GIPRdn transgenic pigs – a novel model for studying consequences of impaired incretin hormone function

S. Renner; D. C. Kress; B. Kessler; N. Herbach; R. Wanke; A. Hofmann; A. Pfeifer; E. Wolf

doi:10.1055/s-2007-972214

Experimental and Clinical Endocrinology & Diabetes, Inhaltsverzeichnis

GIPRdn transgenic pigs – a novel model for studying consequences of impaired incretin hormone function

S Renner ¹, DC Kress ¹, B Kessler ¹, N Herbach ², R Wanke ², A Hofmann ³, A Pfeifer ³, E Wolf ¹

¹Institut für Molekulare Tierzucht und Biotechnologie, Genzentrum der LMU München, München, Germany
²Institut für Tierpathologie, LMU München, München, Germany
³Institut für Pharmakologie und Toxikologie, Universität Bonn, Bonn, Germany

Abstract

The incretin effect delineates the phenomenon that an oral glucose load elicits a higher insulin response than does an intravenous glucose load. Responsible for this effect are two hormones, glucose-dependent insulinotropic polypeptide (GIP) and glucagon-like peptide-1 (GLP-1).
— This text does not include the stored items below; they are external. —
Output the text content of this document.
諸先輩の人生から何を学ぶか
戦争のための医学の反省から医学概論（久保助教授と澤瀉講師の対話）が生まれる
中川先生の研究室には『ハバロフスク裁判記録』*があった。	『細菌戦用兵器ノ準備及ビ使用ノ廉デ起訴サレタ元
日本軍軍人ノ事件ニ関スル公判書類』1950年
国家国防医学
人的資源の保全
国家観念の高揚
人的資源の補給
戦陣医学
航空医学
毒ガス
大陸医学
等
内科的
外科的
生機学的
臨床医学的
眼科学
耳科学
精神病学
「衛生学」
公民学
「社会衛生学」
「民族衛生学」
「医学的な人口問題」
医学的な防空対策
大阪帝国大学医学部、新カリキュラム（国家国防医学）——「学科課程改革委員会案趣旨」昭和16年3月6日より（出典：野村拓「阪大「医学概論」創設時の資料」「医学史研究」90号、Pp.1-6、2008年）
In patients with type 2 diabetes mellitus the overall incretin effect is reduced. This fact is mostly put down to an obviously lowered insulinotropic effect of GIP, while the effect of GLP-1 is vastly preserved. In order to better understand the consequences of impaired function of GIP, knockout mice lacking a functional GIP receptor (GIPR^-/-) as well as transgenic mice expressing a dominant negative GIPR (GIPR^dn) were established. While GIPR^-/- mice show only relatively mild changes in glucose homeostasis, GIPR^dn mice develop severe diabetes mellitus due to disturbed development of the endocrine pancreas. To further clarify the underlying mechanisms we generated transgenic pigs expressing a GIPR^dn under the control of the rat Ins2 promoter (RIP). RIP-GIPR^dn transgenic pigs develop normally and do not develop diabetes mellitus up to at least one year of age. However, similar as observed in GIPR^-/- mice, RIP-GIPR^dn transgenic pigs exhibited reduced insulin release and higher glucose levels in an oral glucose tolerance test than non-transgenic littermate controls. The area under the curve (AUC) for insulin was 49% smaller (p<0.01), the AUC for glucose 26% larger (p<0.05) in RIP-GIPR^dn transgenic pigs (n=5) than in their non-transgenic littermate controls (n=5). These findings demonstrate that expression of a GIPR^dn, which was shown by RT-PCR in isolated pancreatic islets, disturbs the function of GIP in transgenic pigs. Thus we have created a novel animal model, which is more similar to the human than the mouse physiology, for studying the roles of the GIP/GIPR system. Quantitative morphological studies of the pancreas are being performed to clarify whether islet development of RIP-GIPR^dn transgenic pigs is disturbed like in the mouse model.

This study was supported by the DFG (GRK1029).